Original Medicare specifically excludes most dental work, such as cleanings, fillings and dentures. There are exceptions, and Medicare Part A covers dental services that you receive in the hospital related to another illness. Medicare also may cover basic hospital care if you're admitted as an inpatient because of a dental emergency. In addition, some Medicare Advantage plans offer more dental coverage than original Medicare.
Excluded Dental Care
Ordinary dental procedures such as check-ups, fillings, crowns, root canals and extractions aren't covered by original Medicare. Medicare never pays for bridges or dentures, even if you had teeth pulled as part of a procedure Medicare paid for. In addition, original Medicare won't pay to treat periodontal problems, such as infected gums or bone loss.
Covered Dental Services
Medicare pays for dental services that you must have to receive another covered procedure. For example, if you need jaw reconstruction after an accident, Medicare pays for any dental services related to the reconstructive surgery. If you have teeth pulled in preparation for some other treatment -- such as a treatment for cancer -- Medicare pays for the extractions, but not for the replacement teeth or dentures.
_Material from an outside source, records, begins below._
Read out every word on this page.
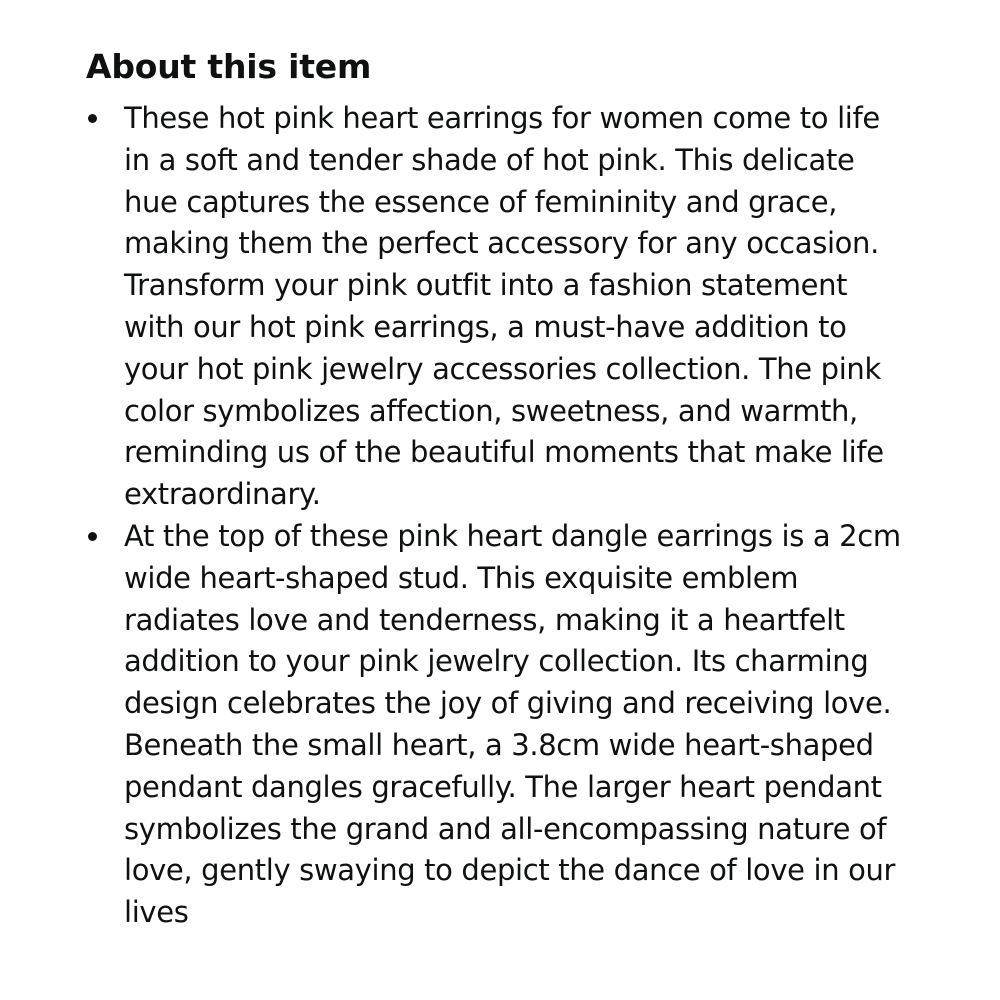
About this item
These hot pink heart earrings for women come to life
in a soft and tender shade of hot pink. This delicate
hue captures the essence of femininity and grace,
making them the perfect accessory for any occasion.
Transform your pink outfit into a fashion statement
with our hot pink earrings, a must-have addition to
your hot pink jewelry accessories collection. The pink
color symbolizes affection, sweetness, and warmth,
reminding us of the beautiful moments that make life
extraordinary.
At the top of these pink heart dangle earrings is a 2cm
wide heart-shaped stud. This exquisite emblem
radiates love and tenderness, making it a heartfelt
addition to your pink jewelry collection. Its charming
design celebrates the joy of giving and receiving love.
Beneath the small heart, a 3.8cm wide heart-shaped
pendant dangles gracefully. The larger heart pendant
symbolizes the grand and all-encompassing nature of
love, gently swaying to depict the dance of love in our
lives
Dental exams are covered only in special circumstances for serious illnesses. If you need a dental check-up in preparation for a kidney transplant or heart valve replacement, the exam is covered. Nonetheless, if the exam reveals that you need dental work, Medicare doesn't cover that additional work.
Medicare also covers hospital costs such as x-rays, anesthesia and room charges when you're hospitalized because of a serious dental problem, such as an infection. The fees for the physicians and dentists aren't covered.
Advantage Plans, Supplements and Medicaid
All Medicare Advantage plans offer at least as much dental coverage as original Medicare. In addition, many Advantage plans offer coverage of routine dental procedures, such as exams and cleanings.
Some insurance companies offer supplemental dental insurance for Medicare subscribers. Depending on the particular policy, a dental supplement may cover check-ups, cleaning, fillings and x-rays, with partial coverage of root canals, extractions and dentures.
If you also qualify for Medicaid, you may receive emergency dental care through that program. In addition, some state programs include comprehensive dental coverage. Federal law allows each state to decide how much dental coverage to offer adults through Medicaid.